Could we use a bushing? Sure. Is it easier to source/manufacture a bushing with the right dimensions and properties than sourcing the proper bearing? Probably not. We know we can get the right size radial contact bearings locally for cheap, and if we need to we can get the right x-contact bearings from China. I wouldn’t even know where to start looking for bushings in this size locally, and I’m more skeptical of the Chinese ones being decent quality.
It’s a nice apocryphal tale, but it’s not really true. NASA also used pencils at first, and pretty much all space agencies have since switched to space pens (which were independently developed by a third-party at no cost to NASA) to avoid conductive graphite flakes messing with sensitive electronics.
Yeah that is one thing to consider for sure. The 2767 modules do have a different layout than most of the “Hill” design philosophy that has worked its way in over the last few years. this is especially prevalent in commercial modules on which a LOT of custom swerve implementations from teams are based.
If you go back towards the “revolution swerve” style modules the Stryke Force design philosophy with the bushings for the azimuths works well. (Not particularly surprising given the legacy of the 2767 modules.)
Based on what you have laid out for your bearing requirements I tend to agree with you that a bushing may not be the easiest thing here. This would definitely be a manufacture yourself thing.
Aluminum and nylon do play rather nice together fir bushings in FRC. I’m not sure what the diameter of the contact surface would be for a bushing implementation for your module though. Heat on the azimuth could become a concern at higher RPMs with a large (>2" **) bushing under some heavy driving conditions ( ** gut feel, no math)

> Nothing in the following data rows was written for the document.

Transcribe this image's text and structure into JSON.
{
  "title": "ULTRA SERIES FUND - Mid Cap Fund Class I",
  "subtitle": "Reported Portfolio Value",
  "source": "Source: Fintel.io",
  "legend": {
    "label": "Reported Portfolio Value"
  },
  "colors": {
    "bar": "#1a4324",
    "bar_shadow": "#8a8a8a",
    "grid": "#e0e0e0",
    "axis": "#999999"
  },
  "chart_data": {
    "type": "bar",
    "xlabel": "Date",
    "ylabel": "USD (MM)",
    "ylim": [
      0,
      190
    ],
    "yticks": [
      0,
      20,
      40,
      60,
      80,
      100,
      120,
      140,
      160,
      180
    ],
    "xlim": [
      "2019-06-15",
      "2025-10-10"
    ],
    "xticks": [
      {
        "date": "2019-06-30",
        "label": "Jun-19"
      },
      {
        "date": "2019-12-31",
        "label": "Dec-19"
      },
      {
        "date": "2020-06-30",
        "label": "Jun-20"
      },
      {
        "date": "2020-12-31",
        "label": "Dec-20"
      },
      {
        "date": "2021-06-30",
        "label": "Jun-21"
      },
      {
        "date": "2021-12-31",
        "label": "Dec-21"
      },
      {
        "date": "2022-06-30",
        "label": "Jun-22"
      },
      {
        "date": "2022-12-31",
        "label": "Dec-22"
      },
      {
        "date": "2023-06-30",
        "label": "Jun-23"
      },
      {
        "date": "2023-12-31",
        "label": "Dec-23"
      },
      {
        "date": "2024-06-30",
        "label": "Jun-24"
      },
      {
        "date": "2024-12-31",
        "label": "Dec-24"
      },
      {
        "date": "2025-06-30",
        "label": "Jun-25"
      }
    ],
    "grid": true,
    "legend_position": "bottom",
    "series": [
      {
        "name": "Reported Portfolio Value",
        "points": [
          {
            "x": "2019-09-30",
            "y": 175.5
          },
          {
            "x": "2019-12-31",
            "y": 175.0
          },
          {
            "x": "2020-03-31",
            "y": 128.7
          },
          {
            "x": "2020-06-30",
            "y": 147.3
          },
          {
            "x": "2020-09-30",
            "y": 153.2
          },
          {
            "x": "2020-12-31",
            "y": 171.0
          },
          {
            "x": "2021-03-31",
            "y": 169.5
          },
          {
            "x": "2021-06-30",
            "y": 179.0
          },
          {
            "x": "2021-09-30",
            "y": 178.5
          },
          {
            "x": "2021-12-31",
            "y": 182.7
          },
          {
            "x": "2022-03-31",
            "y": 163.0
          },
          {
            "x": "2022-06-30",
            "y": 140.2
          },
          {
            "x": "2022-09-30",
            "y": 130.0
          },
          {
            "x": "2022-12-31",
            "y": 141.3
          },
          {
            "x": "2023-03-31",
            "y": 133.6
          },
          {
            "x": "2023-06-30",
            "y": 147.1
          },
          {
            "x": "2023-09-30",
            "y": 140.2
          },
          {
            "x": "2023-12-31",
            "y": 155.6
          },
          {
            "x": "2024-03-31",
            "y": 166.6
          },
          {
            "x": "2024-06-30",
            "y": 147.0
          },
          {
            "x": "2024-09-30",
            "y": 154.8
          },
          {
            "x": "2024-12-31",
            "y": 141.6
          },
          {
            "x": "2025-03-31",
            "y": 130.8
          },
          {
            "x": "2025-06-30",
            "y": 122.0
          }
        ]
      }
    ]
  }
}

I think the key word in Mark’s post here is Mythical
We did something similar in 2015 with 3/16 balls, but we used alternating steel and delrin balls. It worked well, but in our design we needed additional radial bearings on the other side to keep the whole thing constrained together so the balls wouldn’t fall out.
It’s pretty well detailed in the Team 696 2015 build blog and the 2015 FIRST Robots: Behind the Design book.
Here’s the 114 swerve that used a total overkill bushing setup. I think the exact part we used was McMaster 6338K598, an oil-embedded flange bushing. We machined some delrin blocks using offcuts from a sponsor, and sandwiched that block between two 1/4" plates. Knowing how little load the azimuth bushing saw, we could have just used the delrin bored to a slip fit on the azimuth shaft, and it would have been fine.
https://i.imgur.com/PogljdA.png
For larger diameter modules (like these newfangled bevel gear on the wheel ones), something like McMaster 5906K528 might work out ok. Controlling tolerances around that bushing might take a little napkin math, but it should be fine. Tons of load capability, and the benefits of oil embedded bushings mean it’ll wear nicely.
That’s nice, but McMaster doesn’t ship to Israel. We know where to get bearings from. Bushings not so much…
As Ari pointed out, the Russian Space Pencil story, though often repeated, lacks factual basis.
However, their continued improvements to vacuum-tube technology long after the US had shifted our emphasis to solid-state electronics is well documented. It saved them a lot of research investment, which in turn kept them in the space race much longer.
My mistake, I missed the geo requirement and pulled a typical American-centric view.
It looks like Igus has an Israel branch. I know their HQ has been involved with FRC as a sponsor for a while. Maybe they can help out? They make some pretty epic plastic bushings.